Mr Scanes touched briefly on personal tragedy as one of the motivators of his belief in what he said was a Labor Party ethic of helping others.
"As it is our official launch, I feel you should all know a little about me and my experiences," Mr Scanes said.
"Today would have been my big sister's 43rd birthday.
"Sadly, 20 years ago, my sister was killed in a car accident, a beautiful mother of three beautiful boys taken too early from her family.
"I have also seen, very recently, Australia robbed of one of my sister's three boys.
"My nephew Christopher was a gentle and loving young man with a beautiful heart.
"Lacking in the confidence and independence that employment provides and suffering the loss of his mother, this young man took his own life just one week ago today.
"Unfortunately, for us his family and for Australia, we will not bear witness to his full potential.
"Like many, I have lost loved ones to cancer, including both my grandfathers, and I have had those close to me fight and overcome it as well, with my younger brother diagnosed only two years ago.
"The father of twin boys and twin girls, he was not going to be defeated.
"It was a fight he could not afford to lose.

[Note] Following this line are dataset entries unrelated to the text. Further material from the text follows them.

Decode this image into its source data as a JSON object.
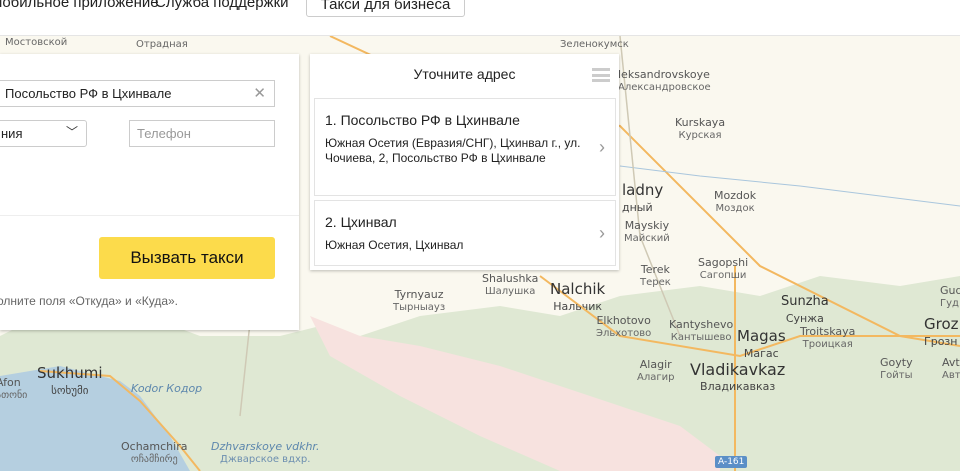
{
  "header": {
    "nav": [
      "мобильное приложение",
      "Служба поддержки"
    ],
    "business_button": "Такси для бизнеса"
  },
  "form": {
    "from_value": "Посольство РФ в Цхинвале",
    "tariff_value": "ния",
    "phone_placeholder": "Телефон",
    "call_button": "Вызвать такси",
    "hint": "олните поля «Откуда» и «Куда»."
  },
  "popup": {
    "title": "Уточните адрес",
    "items": [
      {
        "title": "1. Посольство РФ в Цхинвале",
        "subtitle": "Южная Осетия (Евразия/СНГ), Цхинвал г., ул. Чочиева, 2, Посольство РФ в Цхинвале"
      },
      {
        "title": "2. Цхинвал",
        "subtitle": "Южная Осетия, Цхинвал"
      }
    ]
  },
  "map": {
    "labels": [
      {
        "en": "",
        "ru": "Мостовской"
      },
      {
        "en": "",
        "ru": "Отрадная"
      },
      {
        "en": "",
        "ru": "Зеленокумск"
      },
      {
        "en": "leksandrovskoye",
        "ru": "Александровское"
      },
      {
        "en": "Kurskaya",
        "ru": "Курская"
      },
      {
        "en": "ladny",
        "ru": "дный"
      },
      {
        "en": "Mozdok",
        "ru": "Моздок"
      },
      {
        "en": "Mayskiy",
        "ru": "Майский"
      },
      {
        "en": "Terek",
        "ru": "Терек"
      },
      {
        "en": "Sagopshi",
        "ru": "Сагопши"
      },
      {
        "en": "Shalushka",
        "ru": "Шалушка"
      },
      {
        "en": "Nalchik",
        "ru": "Нальчик"
      },
      {
        "en": "Tyrnyauz",
        "ru": "Тырныауз"
      },
      {
        "en": "Elkhotovo",
        "ru": "Эльхотово"
      },
      {
        "en": "Kantyshevo",
        "ru": "Кантышево"
      },
      {
        "en": "Magas",
        "ru": "Магас"
      },
      {
        "en": "Sunzha",
        "ru": "Сунжа"
      },
      {
        "en": "Troitskaya",
        "ru": "Троицкая"
      },
      {
        "en": "Groz",
        "ru": "Грозн"
      },
      {
        "en": "Gud",
        "ru": "Гуд"
      },
      {
        "en": "Goyty",
        "ru": "Гойты"
      },
      {
        "en": "Avt",
        "ru": "Авту"
      },
      {
        "en": "Alagir",
        "ru": "Алагир"
      },
      {
        "en": "Vladikavkaz",
        "ru": "Владикавказ"
      },
      {
        "en": "Sukhumi",
        "ru": "სოხუმი"
      },
      {
        "en": "Afon",
        "ru": "ათონი"
      },
      {
        "en": "Kodor",
        "ru": "Кодор"
      },
      {
        "en": "Ochamchira",
        "ru": "ოჩამჩირე"
      },
      {
        "en": "Dzhvarskoye vdkhr.",
        "ru": "Джварское вдхр."
      }
    ],
    "road_badge": "A-161",
    "colors": {
      "land": "#faf8ef",
      "forest": "#dfe8d3",
      "mountain": "#f7dede",
      "sea": "#b5cfe0",
      "road": "#f3b860"
    }
  }
}
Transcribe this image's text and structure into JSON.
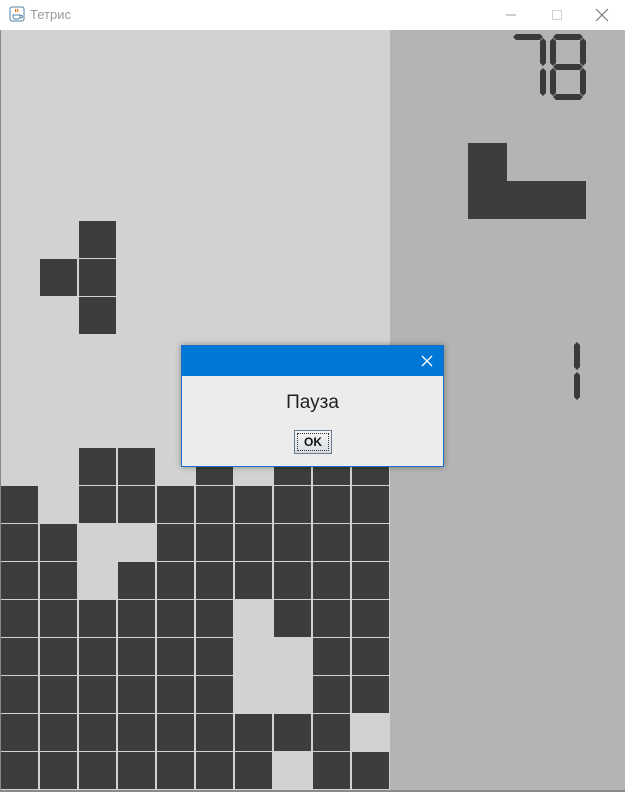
{
  "window": {
    "title": "Тетрис",
    "icon": "java-cup-icon",
    "controls": [
      "minimize-icon",
      "maximize-icon",
      "close-icon"
    ]
  },
  "game": {
    "score": "78",
    "level": "1",
    "next_piece": "L",
    "board_color": "#d2d2d2",
    "side_panel_color": "#b4b4b4",
    "block_color": "#3d3d3d"
  },
  "dialog": {
    "message": "Пауза",
    "ok_label": "OK",
    "title_bar_color": "#0078d7"
  }
}
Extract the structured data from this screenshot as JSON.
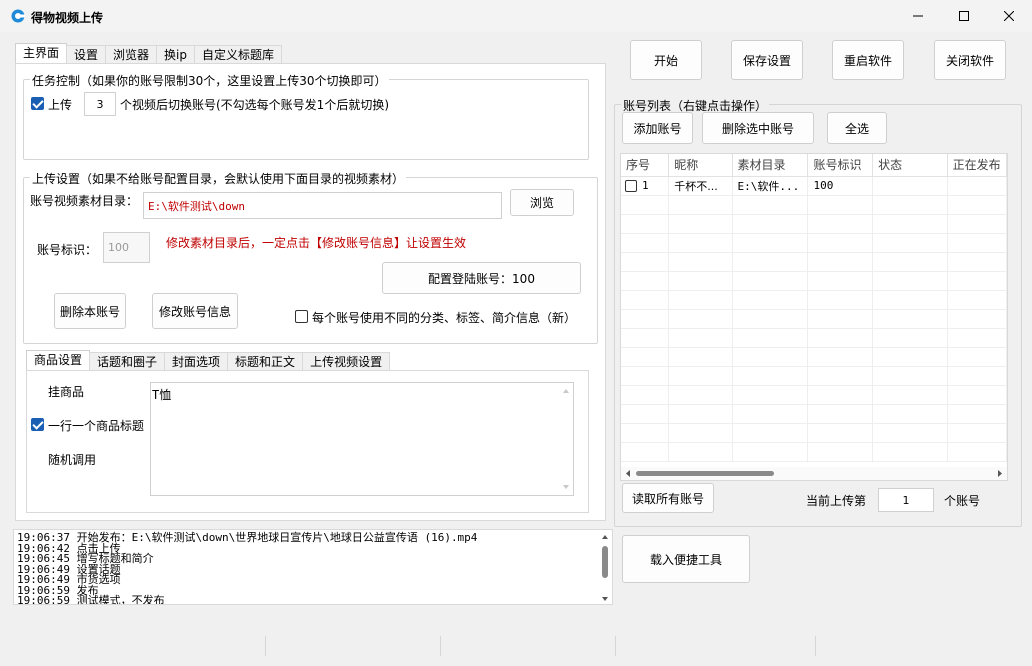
{
  "window": {
    "title": "得物视频上传",
    "accent": "#1a5fb4"
  },
  "top_buttons": {
    "start": "开始",
    "save_settings": "保存设置",
    "restart": "重启软件",
    "close_app": "关闭软件"
  },
  "left_tabs": [
    "主界面",
    "设置",
    "浏览器",
    "换ip",
    "自定义标题库"
  ],
  "task_control": {
    "title": "任务控制（如果你的账号限制30个，这里设置上传30个切换即可）",
    "upload_checked": true,
    "upload_label": "上传",
    "count_value": "3",
    "switch_text": "个视频后切换账号(不勾选每个账号发1个后就切换)"
  },
  "upload_settings": {
    "title": "上传设置（如果不给账号配置目录，会默认使用下面目录的视频素材）",
    "dir_label": "账号视频素材目录：",
    "dir_value": "E:\\软件测试\\down",
    "browse_label": "浏览",
    "account_id_label": "账号标识：",
    "account_id_placeholder": "100",
    "warning_text": "修改素材目录后，一定点击【修改账号信息】让设置生效",
    "config_login_label": "配置登陆账号：100",
    "delete_account_label": "删除本账号",
    "modify_account_label": "修改账号信息",
    "per_account_checked": false,
    "per_account_label": "每个账号使用不同的分类、标签、简介信息（新）"
  },
  "sub_tabs": [
    "商品设置",
    "话题和圈子",
    "封面选项",
    "标题和正文",
    "上传视频设置"
  ],
  "product": {
    "mount_label": "挂商品",
    "one_per_line_checked": true,
    "one_per_line_label": "一行一个商品标题",
    "random_label": "随机调用",
    "textarea_value": "T恤"
  },
  "log_lines": [
    "19:06:37 开始发布：E:\\软件测试\\down\\世界地球日宣传片\\地球日公益宣传语 (16).mp4",
    "19:06:42 点击上传",
    "19:06:45 增写标题和简介",
    "19:06:49 设置话题",
    "19:06:49 市货选项",
    "19:06:59 发布",
    "19:06:59 测试模式，不发布"
  ],
  "account_list": {
    "title": "账号列表（右键点击操作）",
    "add_label": "添加账号",
    "delete_selected_label": "删除选中账号",
    "select_all_label": "全选",
    "columns": [
      "序号",
      "昵称",
      "素材目录",
      "账号标识",
      "状态",
      "正在发布"
    ],
    "rows": [
      {
        "checked": false,
        "index": "1",
        "nickname": "千杯不...",
        "dir": "E:\\软件...",
        "account_id": "100",
        "status": "",
        "publishing": ""
      }
    ],
    "read_all_label": "读取所有账号",
    "current_upload_label": "当前上传第",
    "current_upload_value": "1",
    "current_upload_suffix": "个账号"
  },
  "load_tool_label": "载入便捷工具"
}
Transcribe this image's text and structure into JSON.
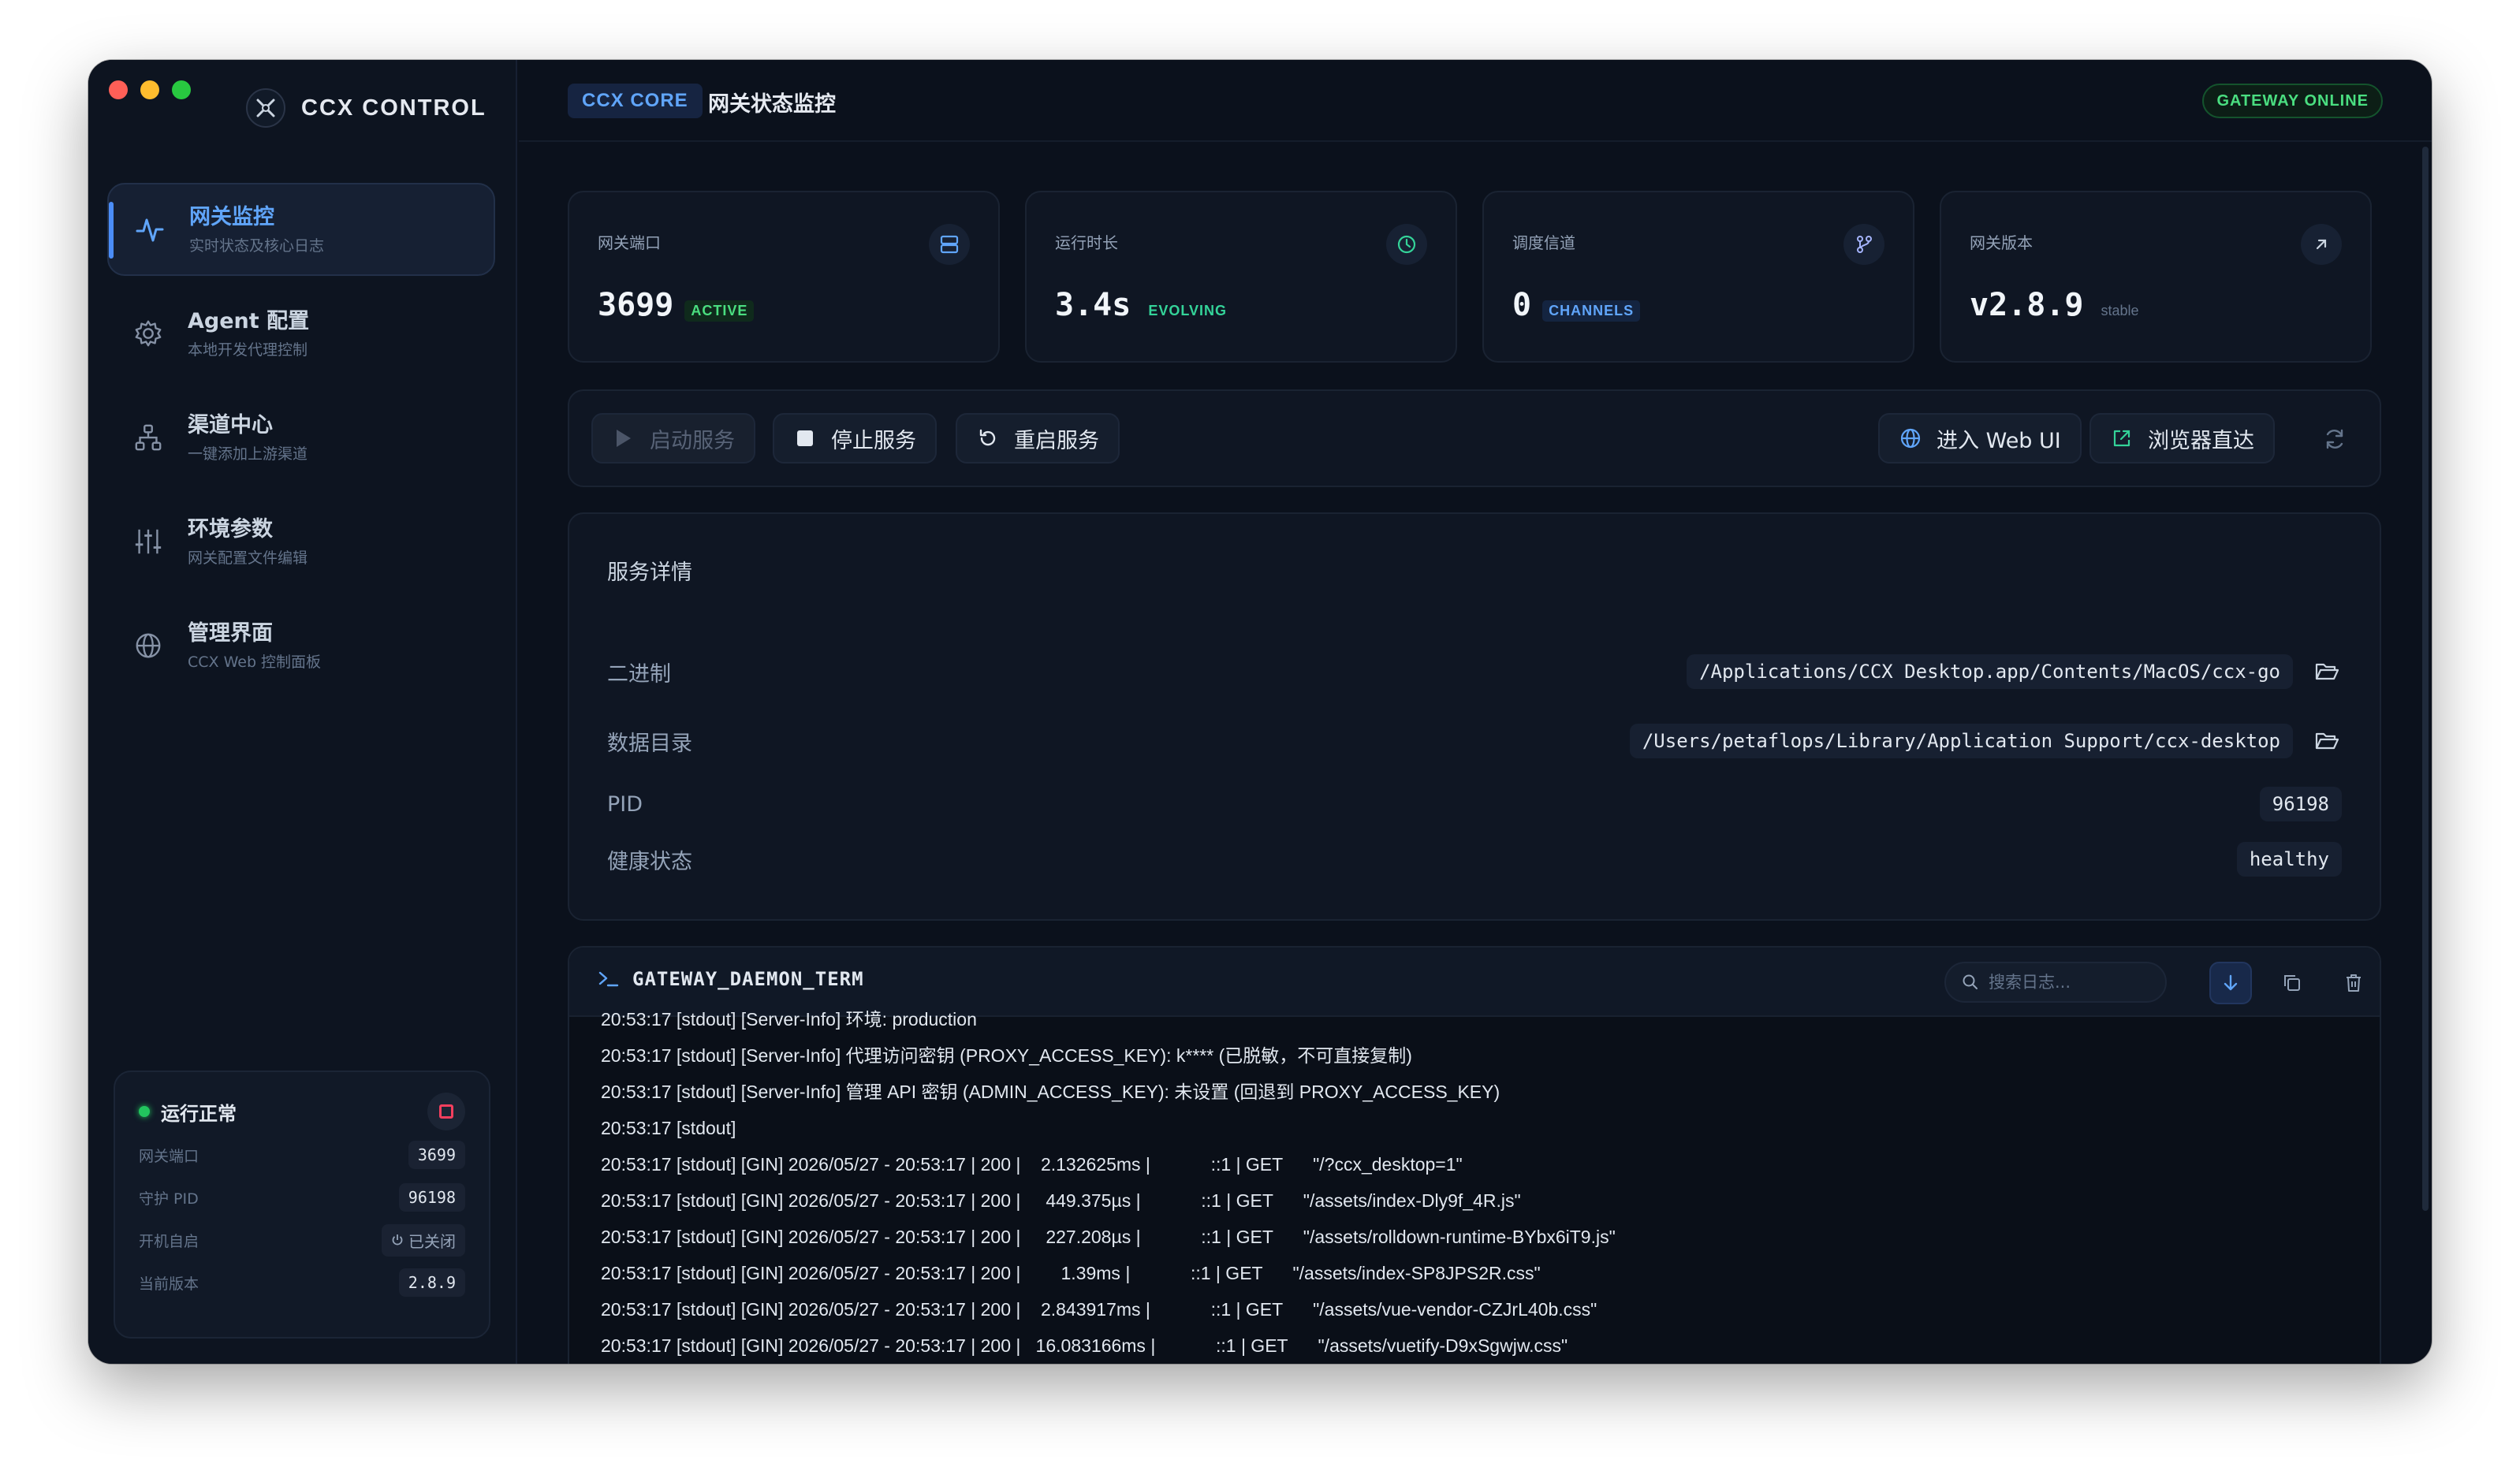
{
  "brand": {
    "title": "CCX CONTROL"
  },
  "sidebar": {
    "items": [
      {
        "title": "网关监控",
        "subtitle": "实时状态及核心日志",
        "icon": "activity-icon"
      },
      {
        "title": "Agent 配置",
        "subtitle": "本地开发代理控制",
        "icon": "gear-icon"
      },
      {
        "title": "渠道中心",
        "subtitle": "一键添加上游渠道",
        "icon": "network-icon"
      },
      {
        "title": "环境参数",
        "subtitle": "网关配置文件编辑",
        "icon": "sliders-icon"
      },
      {
        "title": "管理界面",
        "subtitle": "CCX Web 控制面板",
        "icon": "globe-icon"
      }
    ],
    "status": {
      "label": "运行正常",
      "rows": [
        {
          "key": "网关端口",
          "value": "3699"
        },
        {
          "key": "守护 PID",
          "value": "96198"
        },
        {
          "key": "开机自启",
          "value": "已关闭"
        },
        {
          "key": "当前版本",
          "value": "2.8.9"
        }
      ]
    }
  },
  "header": {
    "tag": "CCX CORE",
    "title": "网关状态监控",
    "badge": "GATEWAY ONLINE"
  },
  "stats": [
    {
      "label": "网关端口",
      "value": "3699",
      "tag": "ACTIVE",
      "icon": "server-icon"
    },
    {
      "label": "运行时长",
      "value": "3.4s",
      "tag": "EVOLVING",
      "icon": "clock-icon"
    },
    {
      "label": "调度信道",
      "value": "0",
      "tag": "CHANNELS",
      "icon": "branch-icon"
    },
    {
      "label": "网关版本",
      "value": "v2.8.9",
      "tag": "stable",
      "icon": "arrow-up-right-icon"
    }
  ],
  "actions": {
    "start": "启动服务",
    "stop": "停止服务",
    "restart": "重启服务",
    "webui": "进入 Web UI",
    "browser": "浏览器直达"
  },
  "details": {
    "title": "服务详情",
    "rows": [
      {
        "key": "二进制",
        "value": "/Applications/CCX Desktop.app/Contents/MacOS/ccx-go"
      },
      {
        "key": "数据目录",
        "value": "/Users/petaflops/Library/Application Support/ccx-desktop"
      },
      {
        "key": "PID",
        "value": "96198"
      },
      {
        "key": "健康状态",
        "value": "healthy"
      }
    ]
  },
  "terminal": {
    "title": "GATEWAY_DAEMON_TERM",
    "search_placeholder": "搜索日志...",
    "lines": [
      "20:53:17 [stdout] [Server-Info] 环境: production",
      "20:53:17 [stdout] [Server-Info] 代理访问密钥 (PROXY_ACCESS_KEY): k**** (已脱敏，不可直接复制)",
      "20:53:17 [stdout] [Server-Info] 管理 API 密钥 (ADMIN_ACCESS_KEY): 未设置 (回退到 PROXY_ACCESS_KEY)",
      "20:53:17 [stdout]",
      "20:53:17 [stdout] [GIN] 2026/05/27 - 20:53:17 | 200 |    2.132625ms |            ::1 | GET      \"/?ccx_desktop=1\"",
      "20:53:17 [stdout] [GIN] 2026/05/27 - 20:53:17 | 200 |     449.375µs |            ::1 | GET      \"/assets/index-Dly9f_4R.js\"",
      "20:53:17 [stdout] [GIN] 2026/05/27 - 20:53:17 | 200 |     227.208µs |            ::1 | GET      \"/assets/rolldown-runtime-BYbx6iT9.js\"",
      "20:53:17 [stdout] [GIN] 2026/05/27 - 20:53:17 | 200 |        1.39ms |            ::1 | GET      \"/assets/index-SP8JPS2R.css\"",
      "20:53:17 [stdout] [GIN] 2026/05/27 - 20:53:17 | 200 |    2.843917ms |            ::1 | GET      \"/assets/vue-vendor-CZJrL40b.css\"",
      "20:53:17 [stdout] [GIN] 2026/05/27 - 20:53:17 | 200 |   16.083166ms |            ::1 | GET      \"/assets/vuetify-D9xSgwjw.css\""
    ]
  },
  "colors": {
    "accent": "#4b8df8",
    "online": "#4ade80",
    "background": "#0b111c"
  }
}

He faced it square on and he came out on top.
"I have also witnessed the devastation of war, an experience you wish on no-one.
"As a veteran serving 19 years in the Australian Army with deployments across the Middle East, including Afghanistan, I have seen and learnt many things, both about myself and the world.
"My career has been diverse and full of opportunities, for which I am both grateful and proud."
He said his qualities and values included things "within us all."
"My advantage is my wife. I sincerely mean that," he said.
"I remember her courage during the difficult birth of our first-born son, Kingston and her strength to manage the home front with two small children while I was in Afghanistan.
"Her faith, support and confidence in me and everything that I do... I would not be where I am today without her."
He said he had seen "some poor examples of leaders" and "some great ones."
He said his belief in a "fair go" meant he felt a need to make sure the less fortunate were not exploited.
These values, hard earned throughout history, were deeply entrenched in our society, but were at risk.He said he would work for "an Australia where a person's level of education and wealth does not necessarily earn them status or respect, an Australia where compassion for others is considered a strength not a weakness.
"Australians deserve great leadership," he said.
"When you place a person in a position of great responsibility that lacks the qualities of genuine leadership, the result is exactly what we have in Australia today - confusion, chaos and division.
"The only tool readily available for a Government that lacks leadership or a sustainable plan for the future is fear and smear campaigns.
"These tactics are deliberately employed to distract and mislead the public," he said.
"You see character assassinations rather than action, fighting among teams, squabbles over leadership and you receive promises without conviction.
"Australians want more than words, they want action, stability and cohesion.
"As we sit at record national debt, our regional areas are struggling, wages are stagnant, job opportunities in region areas continue to decline while our hospitals and schools continue to have their funding cut, our pensioners are made to feel like a burden and our farmers are put last behind the profits of big banks and multinationals..
"The difference (with a Labor Government) was made very clear in Bill Shorten's Budget reply - bigger tax relief for low-middle earners, closing tax loopholes and re-investing in health and education, a plan to tackle unemployment and support small businesses while ensuring that primary producers are a priority," he said.
"Apart from leadership, the people of Wide Bay are missing opportunity, for good health, a good education and a secure job," he said.